Le doctorat, un diplôme qui rapporte peu

Les « thésards » trouvent moins facilement du travail que des bac + 5.

FORMATION « Normalement, on devrait trouver des couples d’électrons schizo­phrènes qui dansent la valse ! » C’est après cette conclusion très applaudie qu’Alexan­dre Artaud a remporté, en 2015, le concours « Ma thèse en 180 secondes », avec ses travaux en physique fondamentale. Comme lui, près de 400 thésards présenteront leur doc­torat partout en France pour cette ­compétition, dont les sélections interrégionales se tiennent jusqu’au 11 mai. La finale internationale se tiendra le 28 septembre à Liège, en Belgique. Ce concours, débarqué en France en 2014 pour populariser la recherche, a réussi son pari : celui de permettre au grand public de découvrir le monde des doctorants. Un milieu qui souffre d’une grande désaffection ces dernières années, leur nombre a diminué de 10 % en cinq ans (avec 74 450 doctorants inscrits en 2015-2016).

« L’image que nous avons du doctorat en France est bien terne : une discipline déconnectée du réel, inaccessible au commun des mortels. » À l’étroit dans son petit bureau du Conservatoire ­national des arts et métiers (Cnam), Jean-Jacques Sonny Perseil, volubile directeur de recherche en science politique et en gestion, peine à comprendre le peu de considération pour le doc­torat. À l’embauche, les chercheurs pâtissent d’un grave manque de reconnaissance : cinq ans après l’obtention du diplôme, il y a deux fois plus de chômeurs chez les docteurs que chez les diplômés d’écoles de commerce (7,2 % contre 3,8 %). Une réalité qui se traduit par des aberrations : « Après des dizaines de CV envoyés sans décrocher un entretien, j’ai dû gommer la ligne “doctorat” », se souvient le directeur de thèse.

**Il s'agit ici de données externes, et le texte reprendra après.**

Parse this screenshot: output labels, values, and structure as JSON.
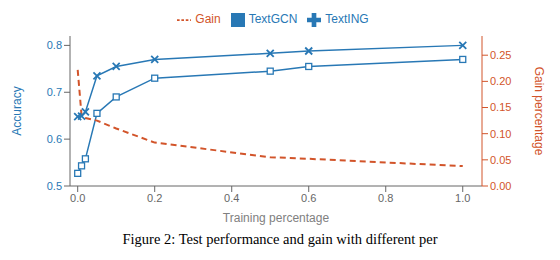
{
  "chart_data": {
    "type": "line",
    "caption": "Figure 2: Test performance and gain with different per",
    "x_label": "Training percentage",
    "y_label": "Accuracy",
    "y2_label": "Gain percentage",
    "x": [
      0.0,
      0.01,
      0.02,
      0.05,
      0.1,
      0.2,
      0.5,
      0.6,
      1.0
    ],
    "series": [
      {
        "name": "TextGCN",
        "color": "#2878b5",
        "marker": "square",
        "line_style": "solid",
        "values": [
          0.527,
          0.543,
          0.558,
          0.655,
          0.69,
          0.73,
          0.745,
          0.755,
          0.77
        ]
      },
      {
        "name": "TextING",
        "color": "#2878b5",
        "marker": "x",
        "line_style": "solid",
        "values": [
          0.648,
          0.649,
          0.658,
          0.735,
          0.755,
          0.77,
          0.783,
          0.788,
          0.8
        ]
      },
      {
        "name": "Gain",
        "color": "#d2542a",
        "marker": "none",
        "line_style": "dashed",
        "axis": "y2",
        "values": [
          0.222,
          0.135,
          0.13,
          0.125,
          0.11,
          0.083,
          0.055,
          0.052,
          0.038
        ]
      }
    ],
    "xlim": [
      -0.02,
      1.05
    ],
    "xticks": [
      {
        "value": 0.0,
        "label": "0.0"
      },
      0.2,
      0.4,
      0.6,
      0.8,
      {
        "value": 1.0,
        "label": "1.0"
      }
    ],
    "ylim": [
      0.5,
      0.82
    ],
    "yticks": [
      0.5,
      0.6,
      0.7,
      0.8
    ],
    "y2lim": [
      0.0,
      0.2867
    ],
    "y2ticks": [
      {
        "value": 0.0,
        "label": "0.00"
      },
      0.05,
      {
        "value": 0.1,
        "label": "0.10"
      },
      0.15,
      {
        "value": 0.2,
        "label": "0.20"
      },
      0.25
    ],
    "grid": false,
    "legend": "top"
  }
}
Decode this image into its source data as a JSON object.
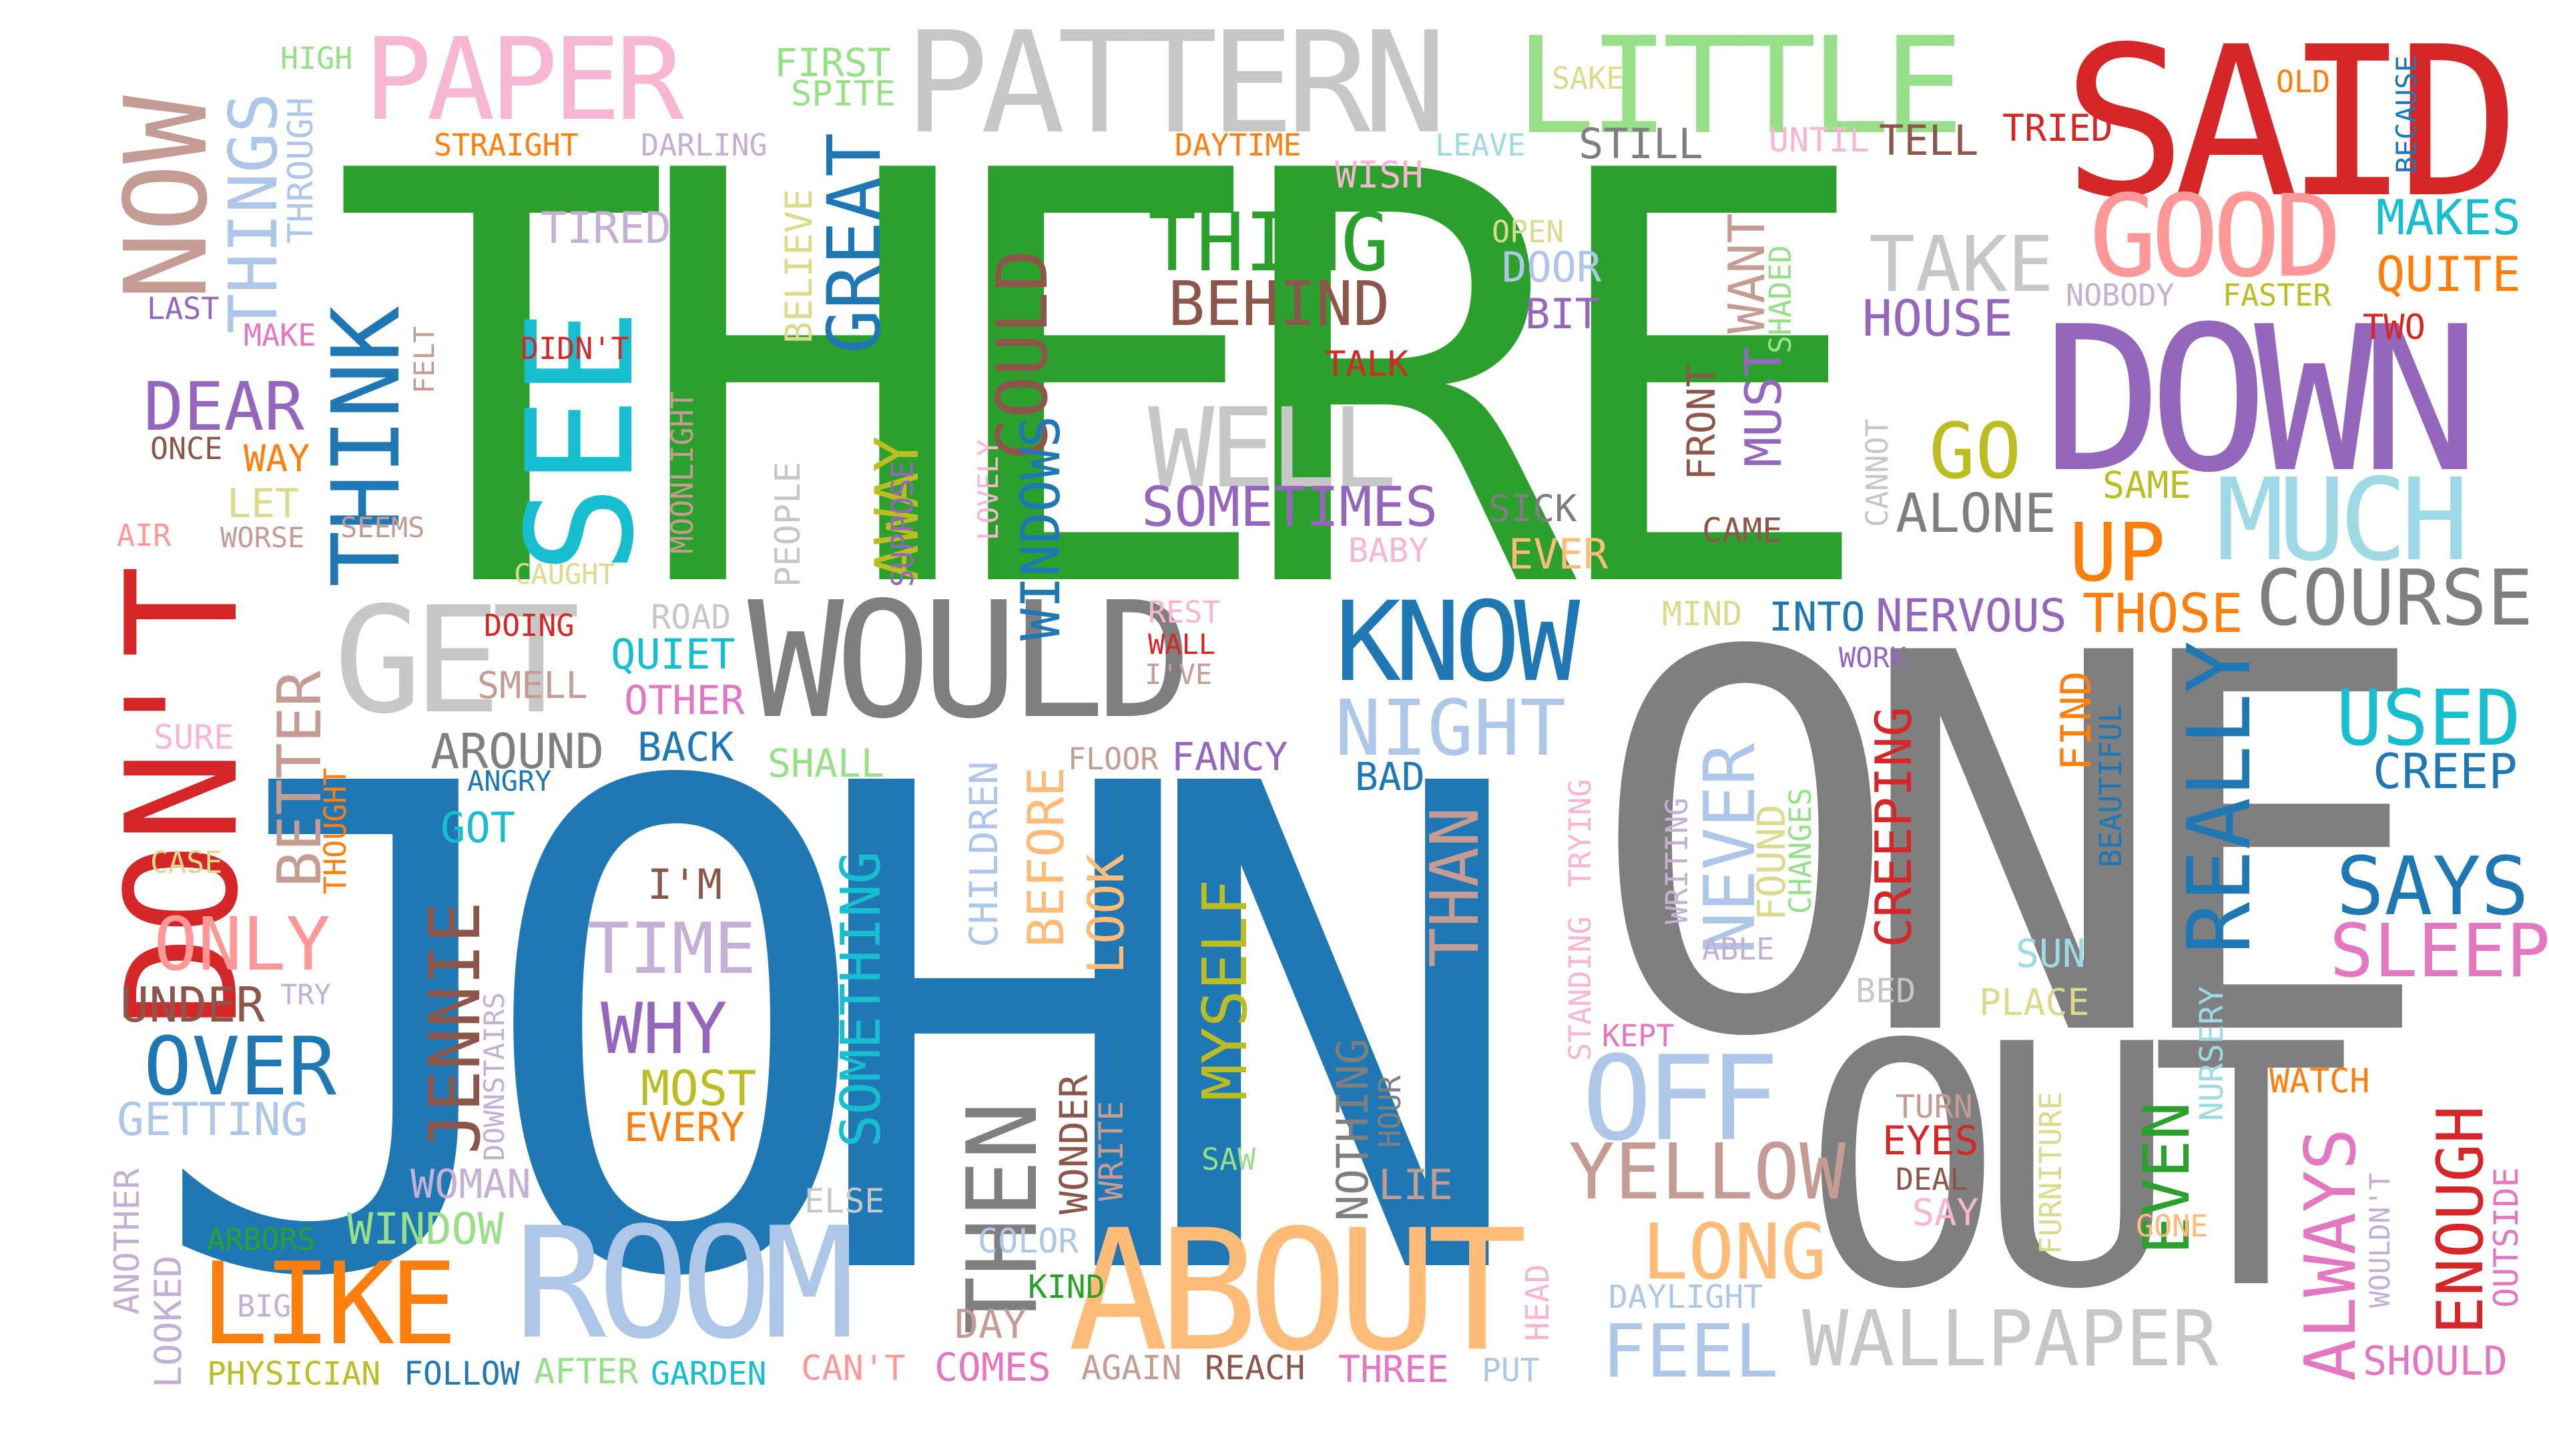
{
  "palette": {
    "green": "#2ca02c",
    "blue": "#1f77b4",
    "gray": "#7f7f7f",
    "red": "#d62728",
    "purple": "#9467bd",
    "brown": "#8c564b",
    "cyan": "#17becf",
    "olive": "#bcbd22",
    "pink": "#e377c2",
    "orange": "#ff7f0e"
  },
  "words": [
    {
      "text": "THERE",
      "color": "#2ca02c"
    },
    {
      "text": "JOHN",
      "color": "#1f77b4"
    },
    {
      "text": "ONE",
      "color": "#7f7f7f"
    },
    {
      "text": "OUT",
      "color": "#7f7f7f"
    },
    {
      "text": "SAID",
      "color": "#d62728"
    },
    {
      "text": "DOWN",
      "color": "#9467bd"
    },
    {
      "text": "DON'T",
      "color": "#d62728"
    },
    {
      "text": "PATTERN",
      "color": "#c7c7c7"
    },
    {
      "text": "LITTLE",
      "color": "#98df8a"
    },
    {
      "text": "PAPER",
      "color": "#f7b6d2"
    },
    {
      "text": "WOULD",
      "color": "#7f7f7f"
    },
    {
      "text": "ROOM",
      "color": "#aec7e8"
    },
    {
      "text": "ABOUT",
      "color": "#ffbb78"
    },
    {
      "text": "LIKE",
      "color": "#ff7f0e"
    },
    {
      "text": "SEE",
      "color": "#17becf"
    },
    {
      "text": "GET",
      "color": "#c7c7c7"
    },
    {
      "text": "KNOW",
      "color": "#1f77b4"
    },
    {
      "text": "NOW",
      "color": "#c49c94"
    },
    {
      "text": "THINK",
      "color": "#1f77b4"
    },
    {
      "text": "GOOD",
      "color": "#ff9896"
    },
    {
      "text": "MUCH",
      "color": "#9edae5"
    },
    {
      "text": "WELL",
      "color": "#c7c7c7"
    },
    {
      "text": "THING",
      "color": "#2ca02c"
    },
    {
      "text": "BEHIND",
      "color": "#8c564b"
    },
    {
      "text": "COURSE",
      "color": "#7f7f7f"
    },
    {
      "text": "THINGS",
      "color": "#aec7e8"
    },
    {
      "text": "JENNIE",
      "color": "#8c564b"
    },
    {
      "text": "THEN",
      "color": "#7f7f7f"
    },
    {
      "text": "NIGHT",
      "color": "#aec7e8"
    },
    {
      "text": "REALLY",
      "color": "#1f77b4"
    },
    {
      "text": "OFF",
      "color": "#aec7e8"
    },
    {
      "text": "YELLOW",
      "color": "#c49c94"
    },
    {
      "text": "WALLPAPER",
      "color": "#c7c7c7"
    },
    {
      "text": "FEEL",
      "color": "#aec7e8"
    },
    {
      "text": "LONG",
      "color": "#ffbb78"
    },
    {
      "text": "USED",
      "color": "#17becf"
    },
    {
      "text": "SAYS",
      "color": "#1f77b4"
    },
    {
      "text": "SLEEP",
      "color": "#e377c2"
    },
    {
      "text": "DEAR",
      "color": "#9467bd"
    },
    {
      "text": "ONLY",
      "color": "#ff9896"
    },
    {
      "text": "OVER",
      "color": "#1f77b4"
    },
    {
      "text": "GREAT",
      "color": "#1f77b4"
    },
    {
      "text": "COULD",
      "color": "#8c564b"
    },
    {
      "text": "WINDOWS",
      "color": "#1f77b4"
    },
    {
      "text": "SOMETIMES",
      "color": "#9467bd"
    },
    {
      "text": "TAKE",
      "color": "#c7c7c7"
    },
    {
      "text": "HOUSE",
      "color": "#9467bd"
    },
    {
      "text": "GO",
      "color": "#bcbd22"
    },
    {
      "text": "ALONE",
      "color": "#7f7f7f"
    },
    {
      "text": "UP",
      "color": "#ff7f0e"
    },
    {
      "text": "THOSE",
      "color": "#ff7f0e"
    },
    {
      "text": "NERVOUS",
      "color": "#9467bd"
    },
    {
      "text": "INTO",
      "color": "#1f77b4"
    },
    {
      "text": "TIME",
      "color": "#c5b0d5"
    },
    {
      "text": "WHY",
      "color": "#9467bd"
    },
    {
      "text": "MYSELF",
      "color": "#bcbd22"
    },
    {
      "text": "SOMETHING",
      "color": "#17becf"
    },
    {
      "text": "THAN",
      "color": "#c49c94"
    },
    {
      "text": "CREEPING",
      "color": "#d62728"
    },
    {
      "text": "NEVER",
      "color": "#aec7e8"
    },
    {
      "text": "AROUND",
      "color": "#7f7f7f"
    },
    {
      "text": "BACK",
      "color": "#1f77b4"
    },
    {
      "text": "QUIET",
      "color": "#17becf"
    },
    {
      "text": "OTHER",
      "color": "#e377c2"
    },
    {
      "text": "EVEN",
      "color": "#2ca02c"
    },
    {
      "text": "ALWAYS",
      "color": "#e377c2"
    },
    {
      "text": "ENOUGH",
      "color": "#d62728"
    },
    {
      "text": "WINDOW",
      "color": "#98df8a"
    },
    {
      "text": "WOMAN",
      "color": "#c5b0d5"
    },
    {
      "text": "GETTING",
      "color": "#aec7e8"
    },
    {
      "text": "UNDER",
      "color": "#8c564b"
    },
    {
      "text": "BETTER",
      "color": "#c49c94"
    },
    {
      "text": "AWAY",
      "color": "#bcbd22"
    },
    {
      "text": "MUST",
      "color": "#9467bd"
    },
    {
      "text": "WANT",
      "color": "#c49c94"
    },
    {
      "text": "FRONT",
      "color": "#8c564b"
    },
    {
      "text": "MAKES",
      "color": "#17becf"
    },
    {
      "text": "QUITE",
      "color": "#ff7f0e"
    },
    {
      "text": "CREEP",
      "color": "#1f77b4"
    },
    {
      "text": "MOST",
      "color": "#bcbd22"
    },
    {
      "text": "EVERY",
      "color": "#ff7f0e"
    },
    {
      "text": "I'M",
      "color": "#8c564b"
    },
    {
      "text": "LOOK",
      "color": "#ffbb78"
    },
    {
      "text": "BEFORE",
      "color": "#ffbb78"
    },
    {
      "text": "CHILDREN",
      "color": "#aec7e8"
    },
    {
      "text": "FANCY",
      "color": "#9467bd"
    },
    {
      "text": "BAD",
      "color": "#1f77b4"
    },
    {
      "text": "FLOOR",
      "color": "#c49c94"
    },
    {
      "text": "SHALL",
      "color": "#98df8a"
    },
    {
      "text": "GOT",
      "color": "#17becf"
    },
    {
      "text": "SMELL",
      "color": "#c49c94"
    },
    {
      "text": "DOING",
      "color": "#d62728"
    },
    {
      "text": "ROAD",
      "color": "#c7c7c7"
    },
    {
      "text": "NOTHING",
      "color": "#7f7f7f"
    },
    {
      "text": "HOUR",
      "color": "#7f7f7f"
    },
    {
      "text": "WONDER",
      "color": "#8c564b"
    },
    {
      "text": "WRITE",
      "color": "#c49c94"
    },
    {
      "text": "KIND",
      "color": "#2ca02c"
    },
    {
      "text": "COLOR",
      "color": "#aec7e8"
    },
    {
      "text": "DAY",
      "color": "#c49c94"
    },
    {
      "text": "COMES",
      "color": "#e377c2"
    },
    {
      "text": "AGAIN",
      "color": "#c49c94"
    },
    {
      "text": "REACH",
      "color": "#8c564b"
    },
    {
      "text": "THREE",
      "color": "#e377c2"
    },
    {
      "text": "PUT",
      "color": "#aec7e8"
    },
    {
      "text": "CAN'T",
      "color": "#ff9896"
    },
    {
      "text": "GARDEN",
      "color": "#17becf"
    },
    {
      "text": "AFTER",
      "color": "#98df8a"
    },
    {
      "text": "FOLLOW",
      "color": "#1f77b4"
    },
    {
      "text": "PHYSICIAN",
      "color": "#bcbd22"
    },
    {
      "text": "BIG",
      "color": "#c5b0d5"
    },
    {
      "text": "ARBORS",
      "color": "#2ca02c"
    },
    {
      "text": "ELSE",
      "color": "#c7c7c7"
    },
    {
      "text": "LIE",
      "color": "#c49c94"
    },
    {
      "text": "SAW",
      "color": "#98df8a"
    },
    {
      "text": "HEAD",
      "color": "#f7b6d2"
    },
    {
      "text": "DAYLIGHT",
      "color": "#aec7e8"
    },
    {
      "text": "TURN",
      "color": "#c49c94"
    },
    {
      "text": "EYES",
      "color": "#d62728"
    },
    {
      "text": "DEAL",
      "color": "#8c564b"
    },
    {
      "text": "SAY",
      "color": "#f7b6d2"
    },
    {
      "text": "FURNITURE",
      "color": "#dbdb8d"
    },
    {
      "text": "GONE",
      "color": "#ffbb78"
    },
    {
      "text": "WATCH",
      "color": "#ff7f0e"
    },
    {
      "text": "NURSERY",
      "color": "#9edae5"
    },
    {
      "text": "WOULDN'T",
      "color": "#c5b0d5"
    },
    {
      "text": "OUTSIDE",
      "color": "#e377c2"
    },
    {
      "text": "SHOULD",
      "color": "#e377c2"
    },
    {
      "text": "SUN",
      "color": "#9edae5"
    },
    {
      "text": "PLACE",
      "color": "#dbdb8d"
    },
    {
      "text": "BED",
      "color": "#c7c7c7"
    },
    {
      "text": "KEPT",
      "color": "#e377c2"
    },
    {
      "text": "ABLE",
      "color": "#c5b0d5"
    },
    {
      "text": "STANDING",
      "color": "#f7b6d2"
    },
    {
      "text": "TRYING",
      "color": "#f7b6d2"
    },
    {
      "text": "WRITING",
      "color": "#c5b0d5"
    },
    {
      "text": "FOUND",
      "color": "#dbdb8d"
    },
    {
      "text": "CHANGES",
      "color": "#98df8a"
    },
    {
      "text": "FIND",
      "color": "#ff7f0e"
    },
    {
      "text": "BEAUTIFUL",
      "color": "#1f77b4"
    },
    {
      "text": "WORK",
      "color": "#9467bd"
    },
    {
      "text": "MIND",
      "color": "#dbdb8d"
    },
    {
      "text": "CAME",
      "color": "#8c564b"
    },
    {
      "text": "CANNOT",
      "color": "#c7c7c7"
    },
    {
      "text": "EVER",
      "color": "#ffbb78"
    },
    {
      "text": "SICK",
      "color": "#7f7f7f"
    },
    {
      "text": "BABY",
      "color": "#f7b6d2"
    },
    {
      "text": "TALK",
      "color": "#d62728"
    },
    {
      "text": "BIT",
      "color": "#9467bd"
    },
    {
      "text": "DOOR",
      "color": "#aec7e8"
    },
    {
      "text": "OPEN",
      "color": "#dbdb8d"
    },
    {
      "text": "SHADED",
      "color": "#98df8a"
    },
    {
      "text": "STILL",
      "color": "#7f7f7f"
    },
    {
      "text": "TELL",
      "color": "#8c564b"
    },
    {
      "text": "UNTIL",
      "color": "#f7b6d2"
    },
    {
      "text": "TRIED",
      "color": "#d62728"
    },
    {
      "text": "OLD",
      "color": "#ff7f0e"
    },
    {
      "text": "BECAUSE",
      "color": "#1f77b4"
    },
    {
      "text": "NOBODY",
      "color": "#c5b0d5"
    },
    {
      "text": "FASTER",
      "color": "#bcbd22"
    },
    {
      "text": "TWO",
      "color": "#d62728"
    },
    {
      "text": "SAME",
      "color": "#bcbd22"
    },
    {
      "text": "SAKE",
      "color": "#dbdb8d"
    },
    {
      "text": "LEAVE",
      "color": "#9edae5"
    },
    {
      "text": "WISH",
      "color": "#f7b6d2"
    },
    {
      "text": "DAYTIME",
      "color": "#ff7f0e"
    },
    {
      "text": "DARLING",
      "color": "#c5b0d5"
    },
    {
      "text": "STRAIGHT",
      "color": "#ff7f0e"
    },
    {
      "text": "FIRST",
      "color": "#98df8a"
    },
    {
      "text": "SPITE",
      "color": "#98df8a"
    },
    {
      "text": "HIGH",
      "color": "#98df8a"
    },
    {
      "text": "THROUGH",
      "color": "#aec7e8"
    },
    {
      "text": "LAST",
      "color": "#9467bd"
    },
    {
      "text": "MAKE",
      "color": "#e377c2"
    },
    {
      "text": "FELT",
      "color": "#c49c94"
    },
    {
      "text": "DIDN'T",
      "color": "#d62728"
    },
    {
      "text": "TIRED",
      "color": "#c5b0d5"
    },
    {
      "text": "BELIEVE",
      "color": "#dbdb8d"
    },
    {
      "text": "ONCE",
      "color": "#8c564b"
    },
    {
      "text": "WAY",
      "color": "#ff7f0e"
    },
    {
      "text": "LET",
      "color": "#dbdb8d"
    },
    {
      "text": "AIR",
      "color": "#ff9896"
    },
    {
      "text": "WORSE",
      "color": "#c49c94"
    },
    {
      "text": "SEEMS",
      "color": "#c49c94"
    },
    {
      "text": "MOONLIGHT",
      "color": "#c49c94"
    },
    {
      "text": "PEOPLE",
      "color": "#c7c7c7"
    },
    {
      "text": "SUPPOSE",
      "color": "#9467bd"
    },
    {
      "text": "LOVELY",
      "color": "#f7b6d2"
    },
    {
      "text": "CAUGHT",
      "color": "#dbdb8d"
    },
    {
      "text": "REST",
      "color": "#f7b6d2"
    },
    {
      "text": "WALL",
      "color": "#d62728"
    },
    {
      "text": "I'VE",
      "color": "#c49c94"
    },
    {
      "text": "SURE",
      "color": "#f7b6d2"
    },
    {
      "text": "THOUGHT",
      "color": "#ff7f0e"
    },
    {
      "text": "CASE",
      "color": "#dbdb8d"
    },
    {
      "text": "ANGRY",
      "color": "#1f77b4"
    },
    {
      "text": "DOWNSTAIRS",
      "color": "#c5b0d5"
    },
    {
      "text": "TRY",
      "color": "#c5b0d5"
    },
    {
      "text": "ANOTHER",
      "color": "#c5b0d5"
    },
    {
      "text": "LOOKED",
      "color": "#c5b0d5"
    }
  ]
}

Aux ressources humaines de la société de gestion de patrimoine Primonial, Hugo Chauvelot confirme que les doctorants peuvent ne pas être en phase avec le marché. Selon lui, « les doctorants trouvent souvent leurs postes dans des secteurs de pointe, comme le high-tech ou l’aéronautique », mais à postuler pour des sociétés moins techniques, ils se heurtent à un mur : « Le cas des surdiplômés est délicat, parce que les entreprises craignent des revendications salariales et hiérarchiques trop élevées. » Selon lui, les docteurs viendraient donc bousculer des équilibres managériaux ancrés dans les cultures d’entreprise.

L’autre combat des chercheurs, c’est de trouver un financement. En sciences humaines, par exemple, seul un doctorant sur trois y a accès. Une précarisation qui explique le désintéressement ­latent pour la recherche. Il existe bien d’autres bourses, celles des entreprises (contrats Cifre) ou des collectivités ­territoriales. Mais alors les sujets de thèse sont imposés.

Pour décrocher un financement du ministère, il faut donc habilement ­choisir son sujet. C’est ce qu’a réussi Guillaume Campredon, 25 ans, doc­torant boursier pour sa recherche sur la sémiologie (l’étude des signes et des symboles, NDLR) chez les Pokemon. Au premier niveau de lecture, le thème peut prêter à sourire. Il l’explique ­pourtant : « Toute la difficulté a été de trouver un corpus à la fois novateur et utile, qui puisse susciter un débat public. C’est le cas des Pokemon, qui jouissent d’un poids économique et culturel sans précédent. »

Christophe, qui termine son doctorat en gestion, confirme l’importance du thème pour trouver des financements : « Les très nombreuses thèses sur le ­genre ou l’environnement, des thé­matiques sensibles et actuelles, ont ­facilement trouvé des bourses ces ­dernières années. » Les thèses jugées « utiles » sont donc financées plus ­facilement. En physique par exemple, où leur intérêt est plus tangible, les doctorants sont boursiers à 97,5 %. Christophe, lui, n’a pas réussi à dé­nicher de bourse. Comme près d’un tiers des doctorants, il ­enchaîne les petits boulots pour mener à bien sa recherche anthropologique sur l’entrepreneuriat.